MIIS Sync Engine and Tower of Power By Markus Vilcinskas
Man this was PACKED! I have to hand it to Martin for tackling one of the driest MIIS topics out there - holograms. There are two Microsoft topics that never fail to put me to sleep when reading about them or studying for an exam and they are RAS and MIIS holograms. I thought the information on synchronization here was good but I think the delta-triple explanation resulted a lot of blank stares. I did, however, appreciate Markus's assertion that MIIS is not really a synchronization engine, but rather a convergence engine.
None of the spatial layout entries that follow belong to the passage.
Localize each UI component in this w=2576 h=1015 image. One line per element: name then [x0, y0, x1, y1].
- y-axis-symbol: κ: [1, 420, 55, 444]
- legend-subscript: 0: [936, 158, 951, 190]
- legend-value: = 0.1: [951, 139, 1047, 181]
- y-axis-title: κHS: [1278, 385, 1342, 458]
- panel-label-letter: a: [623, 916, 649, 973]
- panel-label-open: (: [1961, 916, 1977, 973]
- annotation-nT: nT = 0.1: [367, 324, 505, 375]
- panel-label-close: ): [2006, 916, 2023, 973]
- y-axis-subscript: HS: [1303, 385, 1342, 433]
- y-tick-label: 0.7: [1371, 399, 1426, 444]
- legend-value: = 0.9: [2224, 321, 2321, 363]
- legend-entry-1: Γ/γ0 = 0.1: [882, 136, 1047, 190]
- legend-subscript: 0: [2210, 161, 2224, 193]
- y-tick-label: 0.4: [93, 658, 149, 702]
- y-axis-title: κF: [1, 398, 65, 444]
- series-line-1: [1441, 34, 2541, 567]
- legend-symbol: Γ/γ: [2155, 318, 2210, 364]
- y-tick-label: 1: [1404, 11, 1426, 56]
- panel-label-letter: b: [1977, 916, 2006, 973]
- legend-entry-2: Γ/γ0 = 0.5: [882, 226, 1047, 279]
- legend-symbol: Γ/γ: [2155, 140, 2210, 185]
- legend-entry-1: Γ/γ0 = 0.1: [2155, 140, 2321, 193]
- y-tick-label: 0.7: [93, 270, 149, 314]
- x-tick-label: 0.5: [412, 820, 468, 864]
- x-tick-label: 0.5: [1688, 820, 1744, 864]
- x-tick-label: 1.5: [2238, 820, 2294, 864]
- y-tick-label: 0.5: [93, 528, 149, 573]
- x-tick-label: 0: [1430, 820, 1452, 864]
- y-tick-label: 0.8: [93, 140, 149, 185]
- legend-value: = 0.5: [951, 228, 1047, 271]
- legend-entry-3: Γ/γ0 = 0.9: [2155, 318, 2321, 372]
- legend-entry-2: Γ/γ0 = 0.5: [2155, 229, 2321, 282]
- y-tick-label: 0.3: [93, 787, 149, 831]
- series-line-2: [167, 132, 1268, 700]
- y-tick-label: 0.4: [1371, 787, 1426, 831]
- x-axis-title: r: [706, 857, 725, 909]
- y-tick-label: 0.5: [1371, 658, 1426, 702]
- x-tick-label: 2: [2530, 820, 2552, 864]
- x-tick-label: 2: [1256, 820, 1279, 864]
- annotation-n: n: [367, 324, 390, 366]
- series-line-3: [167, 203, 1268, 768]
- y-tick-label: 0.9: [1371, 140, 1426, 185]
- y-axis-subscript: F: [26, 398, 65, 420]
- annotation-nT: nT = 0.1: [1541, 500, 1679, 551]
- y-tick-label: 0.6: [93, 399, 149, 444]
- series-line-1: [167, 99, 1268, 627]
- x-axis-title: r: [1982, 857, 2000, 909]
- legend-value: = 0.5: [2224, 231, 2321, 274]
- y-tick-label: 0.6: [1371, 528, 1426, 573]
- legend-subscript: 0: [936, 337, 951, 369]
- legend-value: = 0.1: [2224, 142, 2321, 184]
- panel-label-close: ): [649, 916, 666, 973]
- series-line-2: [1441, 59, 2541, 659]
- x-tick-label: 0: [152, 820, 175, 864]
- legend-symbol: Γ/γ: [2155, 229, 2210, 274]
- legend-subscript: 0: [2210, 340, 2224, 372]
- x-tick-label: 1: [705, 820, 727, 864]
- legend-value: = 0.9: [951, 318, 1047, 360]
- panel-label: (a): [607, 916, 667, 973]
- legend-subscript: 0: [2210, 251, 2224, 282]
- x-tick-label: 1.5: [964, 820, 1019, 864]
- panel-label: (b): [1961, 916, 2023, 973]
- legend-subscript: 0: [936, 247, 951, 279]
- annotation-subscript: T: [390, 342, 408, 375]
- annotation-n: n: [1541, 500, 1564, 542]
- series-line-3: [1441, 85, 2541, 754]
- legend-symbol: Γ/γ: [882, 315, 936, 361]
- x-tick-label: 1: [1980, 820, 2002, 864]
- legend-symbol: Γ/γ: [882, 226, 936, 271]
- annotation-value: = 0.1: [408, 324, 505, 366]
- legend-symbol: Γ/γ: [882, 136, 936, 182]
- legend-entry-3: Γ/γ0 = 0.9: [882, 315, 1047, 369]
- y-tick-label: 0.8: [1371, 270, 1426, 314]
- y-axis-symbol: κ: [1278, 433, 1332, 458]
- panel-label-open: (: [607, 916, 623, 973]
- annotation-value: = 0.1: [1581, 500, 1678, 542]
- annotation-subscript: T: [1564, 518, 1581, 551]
MIIS Competitive - Review Of The InfoWorld IDM Shootout By Craig Martin And James Booth
I had my eye on this session for some time, and unfortunately it was during the same time as another presentation that I was also looking forward to - Building Self-Service Applications and Extending the Reach of MIIS By Chris Macaulay And Bobby Gill. However, Craig did not disappoint here either. I found the whole explanation of how Microsoft/OCG were selected to put MIIS through its paces very telling. It certainly did not come as a surprise that the team (Craig actually) attempted to win on value and the strength of Microsoft's vendor/partner relationships (as in NetPro and Centrify primarily). What did come as a surprise was that the team was not aware of the ranking criteria and that ultimately the "value" proposition would be deemed the least important (10% of the total ranking). What I ultimately thought served to invalidate the findings by InfoWorld was the size and scope of the scenario (2700 users in two AD forests - one newly acquired) combined with the panel of selected vendor solutions. Furthermore, the fact that the solution also solved the entire Single Sign-On issue between all of the non-windows platforms and AD didn't seem to count much towards the "cohesion" ranking. Good job here Craig - sorry about that hard drive!

Using MIIS For Active Directory Migrations By Brad Turner
I think most people made the decision to attend the Real-World MIIS: Scenarios, Challenges & Opportunities By Craig Owen so I ended up with maybe 15-20 people. On the whole I think the presentation went ok but I was plagued by the demo gods and ran into a kink or two. I was certainly expecting this presentation to draw more attention than my other one (Tuesday), but that turned out to not be the case or perhaps the competition was just to swift. ;) Darn, and I really wanted to catch Craig's presentation!

Under The Hood Of MAStats - How To Use The Utility To Monitor Your MIIS Servers Or Use The API To Develop Your Own Utilities By Jeremy Palenchar
Kudos to Jeremy here for giving back to the community! This was an excellent offer to extend quite a bit of personal work in the form of an Open Source project to anyone wishing to write their own utilities against MIIS and belonged solidly in the Masters Track. Nice job Jeremy!